Thanks to a hunch and a great title, I purchased Sex, Drugs and Meditation on Amazon–and liked it even more than I expected I would. So I wrote the author, Mary-Lou Stephens, to ask if I could share a true law of attraction success story from the book. She kindly agreed.
Here is the story of how Mary-Lou got started in her long, fulfilling radio career after years of playing in bands. It begins when she runs into an acquaintance, Chris, just after her band broke up.
“I knew Chris, one of the announcers, would be [at the event]. He’d interviewed me about my music a few times and occasionally played my songs on his program. We had formed a friendship.
“He was pleased to see me, even in the circumstances, and suggested we meet up for lunch while I was in town. Later that week we ate and talked about life and death. I poured my heart out about the band breaking up. I told Chris how it had left me devastated and unsure of what to do next. Even though . . . my troubles seemed trivial, it still hurt . . .
“When I finished he paused, looked at me and uttered one life-changing sentence. ‘Mary-Lou, you want to be in radio.’
“I knew he was right. It was a pure light bulb moment. I could feel the glow above my head.
“‘I do.’ It was astounding. ‘But I didn’t know that until right now. How did you know?’
“‘Because I know radio and I know you. It’s a perfect match.’
“It was true. I came alive when I was being interviewed in a radio studio. I loved the sense of performance. I’d performed all my life in one form or another. Radio condensed performance down to one person, one microphone, one listener.
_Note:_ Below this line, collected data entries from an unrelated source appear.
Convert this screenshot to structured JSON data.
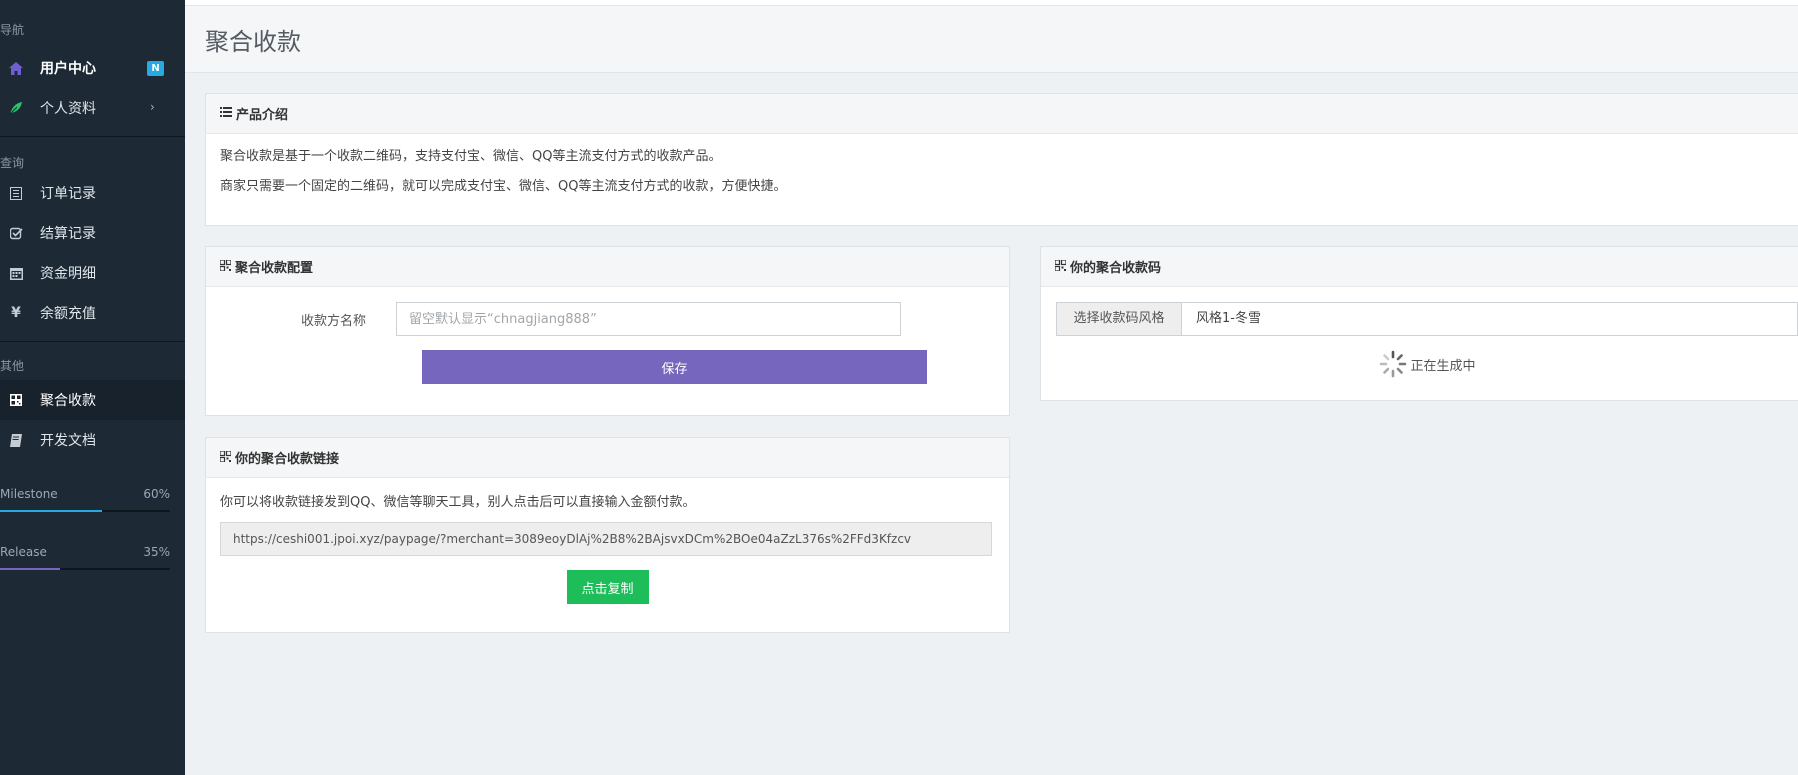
{
  "sidebar": {
    "sections": [
      {
        "title": "导航"
      },
      {
        "title": "查询"
      },
      {
        "title": "其他"
      }
    ],
    "items": [
      {
        "label": "用户中心",
        "icon": "home-icon",
        "badge": "N"
      },
      {
        "label": "个人资料",
        "icon": "leaf-icon",
        "chevron": "›"
      },
      {
        "label": "订单记录",
        "icon": "list-icon"
      },
      {
        "label": "结算记录",
        "icon": "check-square-icon"
      },
      {
        "label": "资金明细",
        "icon": "calendar-icon"
      },
      {
        "label": "余额充值",
        "icon": "yen-icon",
        "glyph": "¥"
      },
      {
        "label": "聚合收款",
        "icon": "qrcode-icon",
        "active": true
      },
      {
        "label": "开发文档",
        "icon": "book-icon"
      }
    ],
    "progress": [
      {
        "label": "Milestone",
        "value_text": "60%",
        "value": 0.6,
        "color": "#27a9e3"
      },
      {
        "label": "Release",
        "value_text": "35%",
        "value": 0.35,
        "color": "#7666bd"
      }
    ]
  },
  "page": {
    "title": "聚合收款"
  },
  "intro_panel": {
    "title": "产品介绍",
    "icon": "list-icon",
    "lines": [
      "聚合收款是基于一个收款二维码，支持支付宝、微信、QQ等主流支付方式的收款产品。",
      "商家只需要一个固定的二维码，就可以完成支付宝、微信、QQ等主流支付方式的收款，方便快捷。"
    ]
  },
  "config_panel": {
    "title": "聚合收款配置",
    "icon": "qrcode-icon",
    "field_label": "收款方名称",
    "field_placeholder": "留空默认显示“chnagjiang888”",
    "field_value": "",
    "save_label": "保存"
  },
  "link_panel": {
    "title": "你的聚合收款链接",
    "icon": "qrcode-icon",
    "description": "你可以将收款链接发到QQ、微信等聊天工具，别人点击后可以直接输入金额付款。",
    "url": "https://ceshi001.jpoi.xyz/paypage/?merchant=3089eoyDlAj%2B8%2BAjsvxDCm%2BOe04aZzL376s%2FFd3Kfzcv",
    "copy_label": "点击复制"
  },
  "code_panel": {
    "title": "你的聚合收款码",
    "icon": "qrcode-icon",
    "style_label": "选择收款码风格",
    "style_value": "风格1-冬雪",
    "status_text": "正在生成中"
  },
  "colors": {
    "sidebar_bg": "#1d2a36",
    "accent_purple": "#7666bd",
    "accent_green": "#1dbd5a",
    "badge_blue": "#27a9e3"
  }
}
A pure connection. I’d almost forgotten that I had presented a show on community radio in Hobart when I was in my early twenties. It was supposed to be an arts show. I interviewed musicians and bands. My natural curiosity was given a legitimate outlet. But when I left Hobart for acting school in Melbourne I never gave radio another thought.
“I stayed in Hobart for a few more days and caught up with a friend. She suggested we check out the short films being shown at the AFTRS graduate screenings. AFTRS was the most prestigious film and TV school in Australia and she was keen to see what the new young filmmakers were doing. During the intermission the dean talked about the school.
“‘The Australian Film, Television and Radio School . . .’ he began. And that’s when I stopped listening. Radio school? It was always called the Film and TV School. I knew people who had studied there. I’d even been to the campus in Sydney, and no one ever mentioned a radio component. Until that night I’d never realised the R in AFTRS stood for radio.
“This was too close to be coincidence, only days after Chris had told me I should be in radio, this was a sign.
. . .
“Within a week of arriving back in Sydney I bumped into Simon. He and I moved in the same circle of musicians and artists.
“‘I’ve been trying to track you down,’ he said. ‘I’m now the program director for a new aspirant public radio station.’
“‘What’s that?’ I heard the word radio. The rest was unfamiliar.
“‘We don’t have a full licence yet but we’re working towards it. At the moment we broadcast in two to four week blocks whenever we’re given a frequency. I was hoping you’d present a show for us. Are you interested?’
‘”‘You want me to do a radio show?’
“‘I think you’d be great. What do you say?’
“Within a week of discovering my true vocation I was being offered a gig on air. Another sign. A miracle! I said yes.”